Sara M Dann
University of Texas Medical Branch, USA
Title: Polymicrobial bacterial infection increases host susceptibility to instestinal inflammation
Biography
Biography: Sara M Dann
Abstract
Disease induced by Clostridium difficile infection (CDI) is generally viewed as "monomicrobial" being dominated by the virulence factors of CDI alone. However, co-infections may occur but their significance in CDI is unknown.

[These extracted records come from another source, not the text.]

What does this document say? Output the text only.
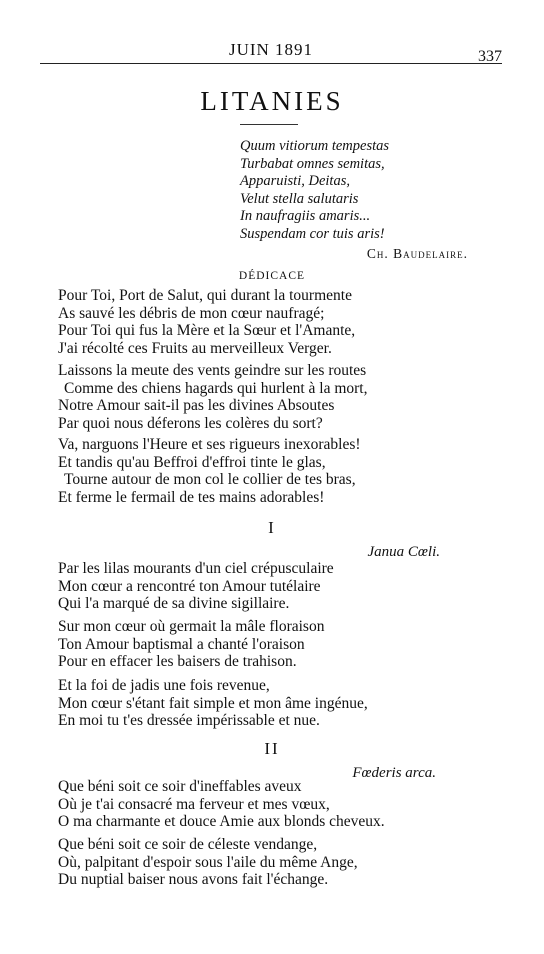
JUIN 1891	337
LITANIES
Quum vitiorum tempestas
Turbabat omnes semitas,
Apparuisti, Deitas,
Velut stella salutaris
In naufragiis amaris...
Suspendam cor tuis aris!
Ch. Baudelaire.
DÉDICACE
Pour Toi, Port de Salut, qui durant la tourmente
As sauvé les débris de mon cœur naufragé;
Pour Toi qui fus la Mère et la Sœur et l'Amante,
J'ai récolté ces Fruits au merveilleux Verger.
Laissons la meute des vents geindre sur les routes
Comme des chiens hagards qui hurlent à la mort,
Notre Amour sait-il pas les divines Absoutes
Par quoi nous déferons les colères du sort?
Va, narguons l'Heure et ses rigueurs inexorables!
Et tandis qu'au Beffroi d'effroi tinte le glas,
Tourne autour de mon col le collier de tes bras,
Et ferme le fermail de tes mains adorables!
I
Janua Cœli.
Par les lilas mourants d'un ciel crépusculaire
Mon cœur a rencontré ton Amour tutélaire
Qui l'a marqué de sa divine sigillaire.
Sur mon cœur où germait la mâle floraison
Ton Amour baptismal a chanté l'oraison
Pour en effacer les baisers de trahison.
Et la foi de jadis une fois revenue,
Mon cœur s'étant fait simple et mon âme ingénue,
En moi tu t'es dressée impérissable et nue.
II
Fœderis arca.
Que béni soit ce soir d'ineffables aveux
Où je t'ai consacré ma ferveur et mes vœux,
O ma charmante et douce Amie aux blonds cheveux.
Que béni soit ce soir de céleste vendange,
Où, palpitant d'espoir sous l'aile du même Ange,
Du nuptial baiser nous avons fait l'échange.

Fecal specimens from pediatric patients (2-18 years) were screened using BioFire FilmArray GI Panel which detects 22 enteric pathogens. Of 357 patients, 88% had antibiotic-associated diarrhea. Based on toxin PCR, 50% were diagnosed with non-recurrent CDI (nCDI), 8% with recurrent CDI (rCDI), and 30% were C. difficile toxin negative (AAD). Patients without GI symptoms served as controls. FilmArray identified additional pathogens in 31.1% of patients with primary CDI; 64.5% with rCDI; 49.5% with AAD; and 11.9% controls. Enteropathogenic E. coli (EPEC) and rotavirus were significant co-infections in rCDI compared with nCDI (p<0.05). In a murine co-infection model, rotavirus improved clinical symptoms; whereas, co-infection with Citrobacter rodentium, a model of EPEC, resulted in greater disease and mortality than singly infected mice (p<0.05). Four weeks post-infection, co-infected mice showed significant intestinal inflammation that was not present in singly infected mice (p<0.05), which correlated with prolonged bacterial shedding and toxin production. Mortality in co-infected mice was associated with reductions in early response chemokines involved in the recruitment of protective innate immune cells. Administration of innate cytokine IL-22 protected co-infected mice from death compared to controls (p<0.05). Taken together, co-infections can exert differential clinical outcomes in CDI. Notably, co-infection with EPEC may place CDI patients at greater risk of disease recurrence because of pathogen-induced impairment in protective innate immunity against C. Difficile.